School kicks off in early September for most, for others it may already be a grueling reality. Whether you are already trudging through the halls or enjoying your last few mornings of MTV, here are a few tips for starting the school year off right.
1. Start waking up a little bit earlier each day. It’s harder to make yourself go to bed earlier than it is to wake up earlier (even if it doesn’t feel that way!) Avoid ‘back-to-school jet lag.’ Jet lag doesn’t only happen when you return home from a European vacation; starting a new routine (like cruising into first period by 7:45 am) can take a big toll on your first weeks back at school, which can have a significant impact on your grades for the year. Try adjusting your sleep patterns for a few days in order to prepare for your upcoming schedule.

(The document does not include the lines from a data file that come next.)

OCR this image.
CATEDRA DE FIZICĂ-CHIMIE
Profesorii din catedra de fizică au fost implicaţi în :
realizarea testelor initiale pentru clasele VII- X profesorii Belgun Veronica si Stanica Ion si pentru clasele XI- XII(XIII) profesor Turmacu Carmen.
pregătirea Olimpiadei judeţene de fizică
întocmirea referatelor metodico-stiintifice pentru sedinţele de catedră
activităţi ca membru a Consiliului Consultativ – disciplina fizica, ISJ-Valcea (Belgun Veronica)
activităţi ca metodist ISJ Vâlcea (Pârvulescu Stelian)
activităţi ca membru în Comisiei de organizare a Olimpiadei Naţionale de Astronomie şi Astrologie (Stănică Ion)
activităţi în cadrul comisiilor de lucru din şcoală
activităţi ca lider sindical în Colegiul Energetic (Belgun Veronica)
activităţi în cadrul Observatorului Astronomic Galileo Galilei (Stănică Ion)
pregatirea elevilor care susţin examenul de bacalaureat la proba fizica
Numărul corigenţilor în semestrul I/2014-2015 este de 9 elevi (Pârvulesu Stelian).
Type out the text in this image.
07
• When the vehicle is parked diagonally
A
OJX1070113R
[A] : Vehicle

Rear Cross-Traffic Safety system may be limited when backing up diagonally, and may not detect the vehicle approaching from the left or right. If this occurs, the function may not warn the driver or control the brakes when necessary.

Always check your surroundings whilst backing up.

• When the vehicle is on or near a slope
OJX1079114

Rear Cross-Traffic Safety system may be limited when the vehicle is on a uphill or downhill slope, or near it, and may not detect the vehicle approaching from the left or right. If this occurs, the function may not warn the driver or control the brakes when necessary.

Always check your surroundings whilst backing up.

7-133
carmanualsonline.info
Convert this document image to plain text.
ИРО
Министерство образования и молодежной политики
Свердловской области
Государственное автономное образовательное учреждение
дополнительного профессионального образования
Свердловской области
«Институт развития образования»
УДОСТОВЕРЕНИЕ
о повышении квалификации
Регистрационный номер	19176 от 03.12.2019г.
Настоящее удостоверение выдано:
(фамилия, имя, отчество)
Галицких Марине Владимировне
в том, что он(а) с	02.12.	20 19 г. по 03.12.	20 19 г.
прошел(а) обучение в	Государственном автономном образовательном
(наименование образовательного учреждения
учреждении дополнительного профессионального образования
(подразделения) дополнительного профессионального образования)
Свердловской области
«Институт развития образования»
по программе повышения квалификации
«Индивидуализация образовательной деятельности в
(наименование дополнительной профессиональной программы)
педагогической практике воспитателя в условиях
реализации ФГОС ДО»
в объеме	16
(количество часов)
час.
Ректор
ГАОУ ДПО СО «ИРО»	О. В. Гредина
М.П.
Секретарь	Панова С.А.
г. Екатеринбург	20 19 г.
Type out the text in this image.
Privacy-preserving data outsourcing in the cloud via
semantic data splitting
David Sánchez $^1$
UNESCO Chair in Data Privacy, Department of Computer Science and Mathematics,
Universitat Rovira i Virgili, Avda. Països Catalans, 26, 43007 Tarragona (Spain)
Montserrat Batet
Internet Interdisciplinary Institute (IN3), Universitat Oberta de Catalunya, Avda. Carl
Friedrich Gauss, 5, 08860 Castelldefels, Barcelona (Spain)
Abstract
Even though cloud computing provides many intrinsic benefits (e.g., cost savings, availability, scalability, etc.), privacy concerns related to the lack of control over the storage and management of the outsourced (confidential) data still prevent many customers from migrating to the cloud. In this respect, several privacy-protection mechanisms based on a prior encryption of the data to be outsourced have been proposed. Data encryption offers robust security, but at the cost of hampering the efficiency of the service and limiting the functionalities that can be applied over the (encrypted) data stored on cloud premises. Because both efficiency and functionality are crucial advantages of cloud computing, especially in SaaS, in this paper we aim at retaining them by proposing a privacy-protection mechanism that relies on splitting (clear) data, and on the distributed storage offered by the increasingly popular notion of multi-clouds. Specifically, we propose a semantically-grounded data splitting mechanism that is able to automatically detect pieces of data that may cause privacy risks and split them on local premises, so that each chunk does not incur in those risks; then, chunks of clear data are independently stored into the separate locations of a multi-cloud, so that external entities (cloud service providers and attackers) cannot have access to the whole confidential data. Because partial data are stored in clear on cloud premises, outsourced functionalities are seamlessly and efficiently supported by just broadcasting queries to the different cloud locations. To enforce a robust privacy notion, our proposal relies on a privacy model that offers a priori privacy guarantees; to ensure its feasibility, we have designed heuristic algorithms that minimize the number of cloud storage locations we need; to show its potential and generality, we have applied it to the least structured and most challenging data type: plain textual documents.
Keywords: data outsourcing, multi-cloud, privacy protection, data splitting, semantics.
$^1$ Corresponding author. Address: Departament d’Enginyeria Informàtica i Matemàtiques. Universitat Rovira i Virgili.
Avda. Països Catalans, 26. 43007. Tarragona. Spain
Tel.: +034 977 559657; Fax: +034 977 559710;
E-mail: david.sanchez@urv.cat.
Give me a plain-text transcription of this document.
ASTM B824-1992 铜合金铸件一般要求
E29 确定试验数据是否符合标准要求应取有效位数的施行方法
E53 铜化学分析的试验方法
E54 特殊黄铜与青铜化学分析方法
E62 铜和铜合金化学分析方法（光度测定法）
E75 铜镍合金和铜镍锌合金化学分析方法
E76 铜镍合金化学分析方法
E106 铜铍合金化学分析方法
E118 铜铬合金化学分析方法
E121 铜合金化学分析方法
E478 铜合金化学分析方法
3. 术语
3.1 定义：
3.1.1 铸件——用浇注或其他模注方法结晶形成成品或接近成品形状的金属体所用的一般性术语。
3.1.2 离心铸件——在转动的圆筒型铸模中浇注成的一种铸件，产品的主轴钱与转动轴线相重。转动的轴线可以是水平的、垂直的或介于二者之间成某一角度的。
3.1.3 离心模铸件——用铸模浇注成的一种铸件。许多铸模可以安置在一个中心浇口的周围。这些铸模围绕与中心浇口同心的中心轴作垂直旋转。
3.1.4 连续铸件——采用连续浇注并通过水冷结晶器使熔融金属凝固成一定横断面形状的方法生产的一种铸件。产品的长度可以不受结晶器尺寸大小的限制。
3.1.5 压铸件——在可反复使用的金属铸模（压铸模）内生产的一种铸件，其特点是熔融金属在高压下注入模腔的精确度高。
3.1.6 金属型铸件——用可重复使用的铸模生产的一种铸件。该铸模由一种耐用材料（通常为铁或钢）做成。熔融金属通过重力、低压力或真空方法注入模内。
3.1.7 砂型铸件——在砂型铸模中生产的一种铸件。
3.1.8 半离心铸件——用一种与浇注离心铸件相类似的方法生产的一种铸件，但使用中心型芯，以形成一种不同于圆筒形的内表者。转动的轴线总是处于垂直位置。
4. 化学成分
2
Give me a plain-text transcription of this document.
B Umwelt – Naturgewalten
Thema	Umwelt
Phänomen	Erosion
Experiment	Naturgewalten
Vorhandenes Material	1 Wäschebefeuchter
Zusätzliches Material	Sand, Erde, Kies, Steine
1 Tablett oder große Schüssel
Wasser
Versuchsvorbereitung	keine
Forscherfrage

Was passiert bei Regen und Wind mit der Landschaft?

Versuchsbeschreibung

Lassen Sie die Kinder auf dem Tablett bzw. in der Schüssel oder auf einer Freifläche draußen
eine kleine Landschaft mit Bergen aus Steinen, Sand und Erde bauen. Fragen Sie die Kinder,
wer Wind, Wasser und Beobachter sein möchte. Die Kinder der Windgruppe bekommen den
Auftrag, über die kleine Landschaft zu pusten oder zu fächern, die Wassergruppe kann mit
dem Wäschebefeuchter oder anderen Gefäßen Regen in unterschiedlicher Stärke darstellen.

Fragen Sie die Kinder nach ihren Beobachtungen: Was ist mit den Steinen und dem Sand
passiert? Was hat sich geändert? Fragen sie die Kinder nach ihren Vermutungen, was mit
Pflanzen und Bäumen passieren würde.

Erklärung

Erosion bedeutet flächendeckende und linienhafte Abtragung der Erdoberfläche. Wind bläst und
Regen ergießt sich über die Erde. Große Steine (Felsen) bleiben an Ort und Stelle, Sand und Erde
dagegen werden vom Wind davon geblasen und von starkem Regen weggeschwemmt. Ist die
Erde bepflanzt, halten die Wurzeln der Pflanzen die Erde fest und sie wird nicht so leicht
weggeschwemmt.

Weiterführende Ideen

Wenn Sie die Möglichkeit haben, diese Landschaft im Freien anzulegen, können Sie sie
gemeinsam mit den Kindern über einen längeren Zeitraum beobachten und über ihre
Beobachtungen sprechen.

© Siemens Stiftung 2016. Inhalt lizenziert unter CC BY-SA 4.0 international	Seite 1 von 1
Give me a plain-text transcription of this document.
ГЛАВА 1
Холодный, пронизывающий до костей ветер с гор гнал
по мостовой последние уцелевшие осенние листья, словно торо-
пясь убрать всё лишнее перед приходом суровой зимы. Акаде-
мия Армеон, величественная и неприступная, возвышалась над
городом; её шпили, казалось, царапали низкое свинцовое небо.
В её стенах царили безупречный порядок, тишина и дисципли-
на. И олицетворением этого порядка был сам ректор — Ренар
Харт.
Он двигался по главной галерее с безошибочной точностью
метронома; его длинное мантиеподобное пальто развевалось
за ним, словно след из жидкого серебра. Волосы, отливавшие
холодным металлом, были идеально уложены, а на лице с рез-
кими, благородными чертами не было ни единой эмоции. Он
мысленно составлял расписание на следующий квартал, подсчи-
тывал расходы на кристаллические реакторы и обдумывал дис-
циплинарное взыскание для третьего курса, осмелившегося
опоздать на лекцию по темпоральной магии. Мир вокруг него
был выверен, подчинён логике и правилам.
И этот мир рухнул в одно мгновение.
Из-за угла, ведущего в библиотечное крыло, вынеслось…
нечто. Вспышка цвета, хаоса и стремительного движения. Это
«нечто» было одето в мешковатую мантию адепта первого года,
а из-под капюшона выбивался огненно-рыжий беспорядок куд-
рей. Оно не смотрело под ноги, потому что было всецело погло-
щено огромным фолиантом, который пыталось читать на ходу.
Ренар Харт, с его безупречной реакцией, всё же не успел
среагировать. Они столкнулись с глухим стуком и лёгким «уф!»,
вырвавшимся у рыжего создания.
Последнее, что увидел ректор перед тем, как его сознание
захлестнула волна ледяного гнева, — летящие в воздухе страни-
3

2. Review your summer reading. Get a leg up! If you had a summer reading assignment, skim over your notes or even browse a few on-line resources to get you back into the game and refresh your memory. Start off the the semester by speaking up in class and sharing your opinions. If you show up unprepared after having the entire summer to read a few books, your teachers will definitely notice. Set the tone for success your first day back in class; arriving prepared to discuss literature will almost certainly set you on the right track from the beginning.
3. Organize your life (aka your closet)! This should be fun. The weekend before classes begin, take stock of what you want to wear for the fall season, and make sure everything is clean, pressed, and ready to wear. (Rule of thumb: touch everything hanging in your closet; if you haven’t worn it in over a year, time to donate it to Goodwill.) The first few weeks of school can get crazy with new classes, clubs, and adjusting to a schedule again; organizing your closet and pairing a few key ‘grab ‘n go’ items ready to wear will minimize some of the start of the school year stress and boost your confidence walking into class.
4. Pick up a back-to-school sport. Even if your consider yourself to be un-athletic or uncoordinated, physical activity is a learned (and rewarding) skill to develop. Exercise can sharpen your mental acuity, help with sleep, and build confidence- not to mention help you make new friends. There are plenty of options; consider yoga or cross country running if balls terrify you.
5. Set goals. You hear this all the time, but what does it really mean? Envision how you want the first semester to unfold. Write down a few things you would like to achieve this year; aim for a certain GPA, reach an athletic benchmark, or even stick to a evening and weekend study ritual. Next, consider ways to achieve these goals, and set guidelines for yourself in order to measure your progress along the way. If you picture the way you want your year to go, you have a much more realistic chance of things going your way. Check out some goal setting apps to keep your goals within reach.